Claude Guéant, ministre de l’Intérieur à l’époque, raconte les événements qui ont marqué l’affaire Merah. - -

Le ministre de l’Intérieur, à l’époque où "le meurtrier à scooter" va faire sept victimes, revient sur les événements qui ont marqué le mois de mars 2012 en France.

"Le geste absolument insoutenable, qui est celui de Merah, qui se penche pour tuer une petite fille en lui mettant l’arme contre la tempe", les images de la vidéo d’une école juive de Toulouse attaquée par Mohamed Merah resteront à jamais gravées dans la mémoire de Claude Guéant. L’ancien ministre de l’Intérieur a bien voulu raconter à BFMTV le fil des événements qui mèneront à la mort de Mohamed Merah après un assaut d'une rare violence et de 32 heures d'un siège interminable, sous l'objectif des caméras du monde entier.
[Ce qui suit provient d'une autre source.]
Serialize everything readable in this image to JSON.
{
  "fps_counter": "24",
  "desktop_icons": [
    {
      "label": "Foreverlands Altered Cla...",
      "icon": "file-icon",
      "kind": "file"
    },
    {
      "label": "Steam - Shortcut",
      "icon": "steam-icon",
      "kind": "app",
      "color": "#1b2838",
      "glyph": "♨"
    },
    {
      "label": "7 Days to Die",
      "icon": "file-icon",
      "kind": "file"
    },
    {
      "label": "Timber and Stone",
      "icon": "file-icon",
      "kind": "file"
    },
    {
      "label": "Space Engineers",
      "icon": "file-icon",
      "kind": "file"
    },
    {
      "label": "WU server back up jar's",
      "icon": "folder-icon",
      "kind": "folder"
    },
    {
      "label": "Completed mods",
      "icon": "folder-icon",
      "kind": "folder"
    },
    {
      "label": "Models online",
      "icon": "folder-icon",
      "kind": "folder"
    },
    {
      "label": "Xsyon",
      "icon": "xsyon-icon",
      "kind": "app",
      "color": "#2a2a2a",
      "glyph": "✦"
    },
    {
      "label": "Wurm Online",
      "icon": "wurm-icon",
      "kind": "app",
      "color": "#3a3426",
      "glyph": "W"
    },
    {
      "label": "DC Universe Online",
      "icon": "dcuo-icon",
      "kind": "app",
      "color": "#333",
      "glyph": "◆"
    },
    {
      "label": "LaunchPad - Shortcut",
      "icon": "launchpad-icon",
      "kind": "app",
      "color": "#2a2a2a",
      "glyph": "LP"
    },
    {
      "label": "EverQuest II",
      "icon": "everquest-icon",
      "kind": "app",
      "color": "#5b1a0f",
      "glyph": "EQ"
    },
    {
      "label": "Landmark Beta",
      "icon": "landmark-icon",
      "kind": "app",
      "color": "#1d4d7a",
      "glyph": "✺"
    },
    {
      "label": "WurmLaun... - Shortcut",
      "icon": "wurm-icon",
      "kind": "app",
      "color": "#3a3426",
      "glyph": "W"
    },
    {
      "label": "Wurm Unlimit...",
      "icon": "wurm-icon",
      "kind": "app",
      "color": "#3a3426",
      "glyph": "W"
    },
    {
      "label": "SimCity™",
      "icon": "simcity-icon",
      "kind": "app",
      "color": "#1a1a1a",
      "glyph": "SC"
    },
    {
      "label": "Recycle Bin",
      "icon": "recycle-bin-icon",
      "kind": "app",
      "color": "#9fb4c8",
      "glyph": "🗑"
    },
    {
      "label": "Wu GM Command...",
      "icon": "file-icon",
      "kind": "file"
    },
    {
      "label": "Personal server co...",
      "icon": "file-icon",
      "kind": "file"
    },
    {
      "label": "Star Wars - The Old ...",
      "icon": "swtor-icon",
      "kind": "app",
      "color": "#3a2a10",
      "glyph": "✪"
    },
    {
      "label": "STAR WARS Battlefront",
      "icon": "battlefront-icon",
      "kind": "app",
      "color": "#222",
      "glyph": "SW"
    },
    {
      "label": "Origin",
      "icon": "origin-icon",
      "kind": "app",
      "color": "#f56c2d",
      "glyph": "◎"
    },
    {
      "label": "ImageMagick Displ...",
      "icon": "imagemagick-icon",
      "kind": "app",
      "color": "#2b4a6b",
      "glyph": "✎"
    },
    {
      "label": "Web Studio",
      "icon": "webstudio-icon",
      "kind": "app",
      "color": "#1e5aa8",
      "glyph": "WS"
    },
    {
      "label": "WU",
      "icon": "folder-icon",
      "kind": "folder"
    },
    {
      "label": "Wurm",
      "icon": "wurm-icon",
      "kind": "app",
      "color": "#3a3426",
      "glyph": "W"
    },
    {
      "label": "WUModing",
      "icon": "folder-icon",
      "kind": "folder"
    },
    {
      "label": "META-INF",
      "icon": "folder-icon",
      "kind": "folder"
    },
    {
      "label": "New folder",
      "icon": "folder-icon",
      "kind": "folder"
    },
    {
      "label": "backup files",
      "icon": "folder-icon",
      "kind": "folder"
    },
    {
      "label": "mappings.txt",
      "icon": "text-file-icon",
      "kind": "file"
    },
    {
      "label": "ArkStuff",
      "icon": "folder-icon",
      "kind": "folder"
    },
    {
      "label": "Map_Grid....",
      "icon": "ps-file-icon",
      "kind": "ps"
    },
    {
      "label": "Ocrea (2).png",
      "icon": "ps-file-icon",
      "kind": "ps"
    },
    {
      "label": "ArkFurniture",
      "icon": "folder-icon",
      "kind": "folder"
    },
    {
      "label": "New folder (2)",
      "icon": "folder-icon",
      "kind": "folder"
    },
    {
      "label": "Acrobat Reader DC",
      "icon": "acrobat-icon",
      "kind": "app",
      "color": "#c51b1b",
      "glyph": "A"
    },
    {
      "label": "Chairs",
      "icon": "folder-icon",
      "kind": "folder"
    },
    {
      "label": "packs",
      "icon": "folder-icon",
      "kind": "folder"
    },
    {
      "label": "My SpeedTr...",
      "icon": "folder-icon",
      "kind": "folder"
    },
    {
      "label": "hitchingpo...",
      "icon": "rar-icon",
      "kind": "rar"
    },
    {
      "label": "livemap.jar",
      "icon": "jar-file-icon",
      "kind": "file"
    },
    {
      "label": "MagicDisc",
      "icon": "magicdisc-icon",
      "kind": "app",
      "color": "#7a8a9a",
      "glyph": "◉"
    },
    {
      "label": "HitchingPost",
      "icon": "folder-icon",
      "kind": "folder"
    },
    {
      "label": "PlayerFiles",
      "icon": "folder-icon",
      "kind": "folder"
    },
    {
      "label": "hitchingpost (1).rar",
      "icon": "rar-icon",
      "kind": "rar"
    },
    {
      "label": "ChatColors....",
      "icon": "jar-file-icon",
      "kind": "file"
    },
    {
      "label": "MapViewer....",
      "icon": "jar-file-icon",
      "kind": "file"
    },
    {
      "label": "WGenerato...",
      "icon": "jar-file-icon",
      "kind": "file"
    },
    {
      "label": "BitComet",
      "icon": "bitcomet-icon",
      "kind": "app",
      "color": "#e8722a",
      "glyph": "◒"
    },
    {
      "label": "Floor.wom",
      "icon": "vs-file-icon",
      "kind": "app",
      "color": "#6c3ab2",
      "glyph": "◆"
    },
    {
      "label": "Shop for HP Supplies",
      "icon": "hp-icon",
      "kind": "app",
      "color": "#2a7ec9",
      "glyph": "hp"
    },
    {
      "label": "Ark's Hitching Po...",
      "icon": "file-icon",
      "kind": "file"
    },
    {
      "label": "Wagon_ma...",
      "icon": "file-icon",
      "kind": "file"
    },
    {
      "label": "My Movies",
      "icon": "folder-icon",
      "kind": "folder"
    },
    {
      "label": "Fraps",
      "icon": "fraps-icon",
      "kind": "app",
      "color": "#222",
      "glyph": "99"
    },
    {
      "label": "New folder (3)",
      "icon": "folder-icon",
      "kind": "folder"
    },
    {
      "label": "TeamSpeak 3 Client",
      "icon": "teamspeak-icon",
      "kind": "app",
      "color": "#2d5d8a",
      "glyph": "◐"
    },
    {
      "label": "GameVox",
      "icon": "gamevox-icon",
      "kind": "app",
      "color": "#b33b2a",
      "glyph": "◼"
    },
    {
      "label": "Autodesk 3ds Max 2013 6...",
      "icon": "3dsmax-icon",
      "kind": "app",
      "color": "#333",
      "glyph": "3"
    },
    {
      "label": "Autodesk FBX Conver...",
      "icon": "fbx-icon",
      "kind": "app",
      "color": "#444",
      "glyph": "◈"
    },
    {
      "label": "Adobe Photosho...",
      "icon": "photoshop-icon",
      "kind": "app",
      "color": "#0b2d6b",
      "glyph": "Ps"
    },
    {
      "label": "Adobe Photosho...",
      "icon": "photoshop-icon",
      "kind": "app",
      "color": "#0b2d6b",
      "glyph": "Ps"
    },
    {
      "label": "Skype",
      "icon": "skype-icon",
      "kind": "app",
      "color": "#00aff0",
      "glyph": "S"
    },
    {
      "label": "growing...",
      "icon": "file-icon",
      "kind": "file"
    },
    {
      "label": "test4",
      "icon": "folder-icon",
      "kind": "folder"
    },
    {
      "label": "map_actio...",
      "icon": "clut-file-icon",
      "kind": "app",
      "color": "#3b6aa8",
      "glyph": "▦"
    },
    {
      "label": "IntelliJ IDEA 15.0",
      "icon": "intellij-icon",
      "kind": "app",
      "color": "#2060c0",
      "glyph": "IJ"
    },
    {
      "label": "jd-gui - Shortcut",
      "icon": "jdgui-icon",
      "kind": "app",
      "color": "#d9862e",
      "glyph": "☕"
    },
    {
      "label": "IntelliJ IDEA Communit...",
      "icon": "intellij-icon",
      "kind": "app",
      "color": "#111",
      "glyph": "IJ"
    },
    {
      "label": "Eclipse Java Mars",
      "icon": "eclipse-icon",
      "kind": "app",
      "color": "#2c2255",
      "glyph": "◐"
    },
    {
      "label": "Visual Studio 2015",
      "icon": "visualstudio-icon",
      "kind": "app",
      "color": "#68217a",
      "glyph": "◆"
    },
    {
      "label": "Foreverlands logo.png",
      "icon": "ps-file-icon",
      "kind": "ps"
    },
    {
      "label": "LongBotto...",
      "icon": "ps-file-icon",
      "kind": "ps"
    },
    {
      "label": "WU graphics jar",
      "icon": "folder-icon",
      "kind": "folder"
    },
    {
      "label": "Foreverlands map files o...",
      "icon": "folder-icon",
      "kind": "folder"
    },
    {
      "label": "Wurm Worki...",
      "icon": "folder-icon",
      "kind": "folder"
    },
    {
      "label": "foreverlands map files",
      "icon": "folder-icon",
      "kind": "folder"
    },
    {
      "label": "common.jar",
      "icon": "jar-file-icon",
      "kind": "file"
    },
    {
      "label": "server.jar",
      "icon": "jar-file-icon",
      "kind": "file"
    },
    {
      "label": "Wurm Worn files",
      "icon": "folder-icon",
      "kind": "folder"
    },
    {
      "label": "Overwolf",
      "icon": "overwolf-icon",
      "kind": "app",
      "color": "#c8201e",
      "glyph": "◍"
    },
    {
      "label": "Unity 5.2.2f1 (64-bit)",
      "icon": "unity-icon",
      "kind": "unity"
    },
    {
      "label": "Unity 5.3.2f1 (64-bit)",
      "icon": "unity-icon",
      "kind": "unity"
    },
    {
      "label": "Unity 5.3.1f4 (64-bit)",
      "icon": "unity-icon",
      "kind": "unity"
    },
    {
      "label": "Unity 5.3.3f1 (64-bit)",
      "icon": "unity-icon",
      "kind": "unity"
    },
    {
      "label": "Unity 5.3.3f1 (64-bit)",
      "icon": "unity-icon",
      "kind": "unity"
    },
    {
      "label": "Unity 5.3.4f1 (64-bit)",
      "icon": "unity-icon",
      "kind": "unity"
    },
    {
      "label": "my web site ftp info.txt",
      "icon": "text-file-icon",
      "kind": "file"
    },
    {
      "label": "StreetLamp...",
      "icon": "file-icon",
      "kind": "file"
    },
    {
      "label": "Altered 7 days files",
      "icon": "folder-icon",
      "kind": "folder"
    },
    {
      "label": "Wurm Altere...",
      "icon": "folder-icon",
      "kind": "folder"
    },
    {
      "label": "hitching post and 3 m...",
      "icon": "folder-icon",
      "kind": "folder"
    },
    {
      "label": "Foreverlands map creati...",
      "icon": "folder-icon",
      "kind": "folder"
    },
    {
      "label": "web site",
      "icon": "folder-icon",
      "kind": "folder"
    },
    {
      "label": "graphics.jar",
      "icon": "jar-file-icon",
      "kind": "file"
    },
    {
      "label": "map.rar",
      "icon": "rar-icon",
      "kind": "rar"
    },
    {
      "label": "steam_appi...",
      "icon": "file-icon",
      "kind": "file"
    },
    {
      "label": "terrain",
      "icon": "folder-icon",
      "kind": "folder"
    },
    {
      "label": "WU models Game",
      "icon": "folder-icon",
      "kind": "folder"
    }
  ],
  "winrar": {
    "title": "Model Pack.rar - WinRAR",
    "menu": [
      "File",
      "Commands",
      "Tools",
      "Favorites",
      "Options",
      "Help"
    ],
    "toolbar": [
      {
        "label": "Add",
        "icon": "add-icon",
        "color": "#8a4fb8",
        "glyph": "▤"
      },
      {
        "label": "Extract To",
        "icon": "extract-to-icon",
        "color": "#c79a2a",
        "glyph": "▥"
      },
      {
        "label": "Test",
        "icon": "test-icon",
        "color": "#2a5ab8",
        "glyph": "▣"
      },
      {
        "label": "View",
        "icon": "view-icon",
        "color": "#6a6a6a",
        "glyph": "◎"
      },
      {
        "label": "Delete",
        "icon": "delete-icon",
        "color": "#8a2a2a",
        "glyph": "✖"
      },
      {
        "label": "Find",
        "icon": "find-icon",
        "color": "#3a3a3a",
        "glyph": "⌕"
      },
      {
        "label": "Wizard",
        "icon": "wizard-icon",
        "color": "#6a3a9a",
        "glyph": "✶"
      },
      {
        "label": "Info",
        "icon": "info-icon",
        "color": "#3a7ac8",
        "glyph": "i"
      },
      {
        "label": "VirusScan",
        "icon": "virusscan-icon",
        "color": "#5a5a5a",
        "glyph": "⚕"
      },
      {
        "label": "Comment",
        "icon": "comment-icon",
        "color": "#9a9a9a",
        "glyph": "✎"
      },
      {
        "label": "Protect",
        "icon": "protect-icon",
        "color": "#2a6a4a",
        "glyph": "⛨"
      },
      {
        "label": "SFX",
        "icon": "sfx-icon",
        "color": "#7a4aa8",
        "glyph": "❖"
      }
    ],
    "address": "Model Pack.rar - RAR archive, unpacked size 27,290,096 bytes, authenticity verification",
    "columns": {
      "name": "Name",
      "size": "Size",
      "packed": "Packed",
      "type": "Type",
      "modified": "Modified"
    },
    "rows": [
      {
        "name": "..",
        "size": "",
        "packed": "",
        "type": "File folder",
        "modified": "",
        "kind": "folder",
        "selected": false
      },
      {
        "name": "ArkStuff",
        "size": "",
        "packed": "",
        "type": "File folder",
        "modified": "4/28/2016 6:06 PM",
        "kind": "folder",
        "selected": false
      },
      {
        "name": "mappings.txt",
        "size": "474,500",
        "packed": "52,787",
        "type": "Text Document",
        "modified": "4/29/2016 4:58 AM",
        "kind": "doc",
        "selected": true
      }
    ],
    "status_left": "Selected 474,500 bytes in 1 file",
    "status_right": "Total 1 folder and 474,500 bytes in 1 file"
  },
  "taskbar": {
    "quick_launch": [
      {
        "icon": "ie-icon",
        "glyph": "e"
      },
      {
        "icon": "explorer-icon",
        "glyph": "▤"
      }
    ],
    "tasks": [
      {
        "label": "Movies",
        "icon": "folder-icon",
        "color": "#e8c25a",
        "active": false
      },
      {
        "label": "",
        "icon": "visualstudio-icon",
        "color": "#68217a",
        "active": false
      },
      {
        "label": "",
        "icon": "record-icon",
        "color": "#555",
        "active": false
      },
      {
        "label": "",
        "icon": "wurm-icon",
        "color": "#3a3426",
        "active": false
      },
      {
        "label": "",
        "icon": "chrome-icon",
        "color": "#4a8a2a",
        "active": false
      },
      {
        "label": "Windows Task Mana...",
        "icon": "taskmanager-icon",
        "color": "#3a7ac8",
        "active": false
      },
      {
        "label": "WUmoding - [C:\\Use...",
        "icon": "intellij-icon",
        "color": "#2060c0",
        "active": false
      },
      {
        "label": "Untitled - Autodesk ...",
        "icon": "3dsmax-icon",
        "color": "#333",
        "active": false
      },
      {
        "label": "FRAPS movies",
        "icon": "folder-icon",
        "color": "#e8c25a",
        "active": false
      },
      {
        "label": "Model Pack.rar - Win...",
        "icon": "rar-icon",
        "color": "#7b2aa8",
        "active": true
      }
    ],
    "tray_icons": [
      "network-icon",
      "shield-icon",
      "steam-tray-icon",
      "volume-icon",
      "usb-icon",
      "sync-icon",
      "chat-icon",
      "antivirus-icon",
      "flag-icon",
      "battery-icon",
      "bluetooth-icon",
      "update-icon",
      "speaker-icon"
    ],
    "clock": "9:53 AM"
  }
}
"Un meurtre comme il s'en produit 800 en France"

"Le 11 mars il s’agit d’un meurtre comme il s’en produit quelque 800 en France. C’est un fait divers, je n’en suis pas informé immédiatement. C’est une affaire judiciaire banale", explique Claude Guéant.

Mais l’affaire prend une toute autre tournure le 15 mars 2012 quand deux autres soldats sont tués selon un mode opératoire similaire à Montauban.

"L’affaire prend un relief vraiment énorme parce qu’on est obligé de faire le lien entre les deux agressions successives contre des militaires, détaille l’ancien ministre. Qu’à si peu de distance, entre Toulouse et Montauban, qu’il y ait des attentats contre des militaires appartenant à des unités de parachutistes ayant servi en Afghanistan, cela interpelle".

Laissé prospérer la piste de l'extrême droite

"Nous avons laissé prospérer la piste de l’extrême droite parce que cela nous arrangeait. Elle nous permettait d’approfondir la piste islamiste. Nous n’avons jamais menti en ne cachant jamais que nous avions d’autres éventualités", révèle-t-il.

Claude Guéant exprime, pour finir, des regrets sur le fait que le meurtrier n’a pas pu être pris vivant : "C’est lui qui avait voulu mourir, il l’avait déclaré d’ailleurs".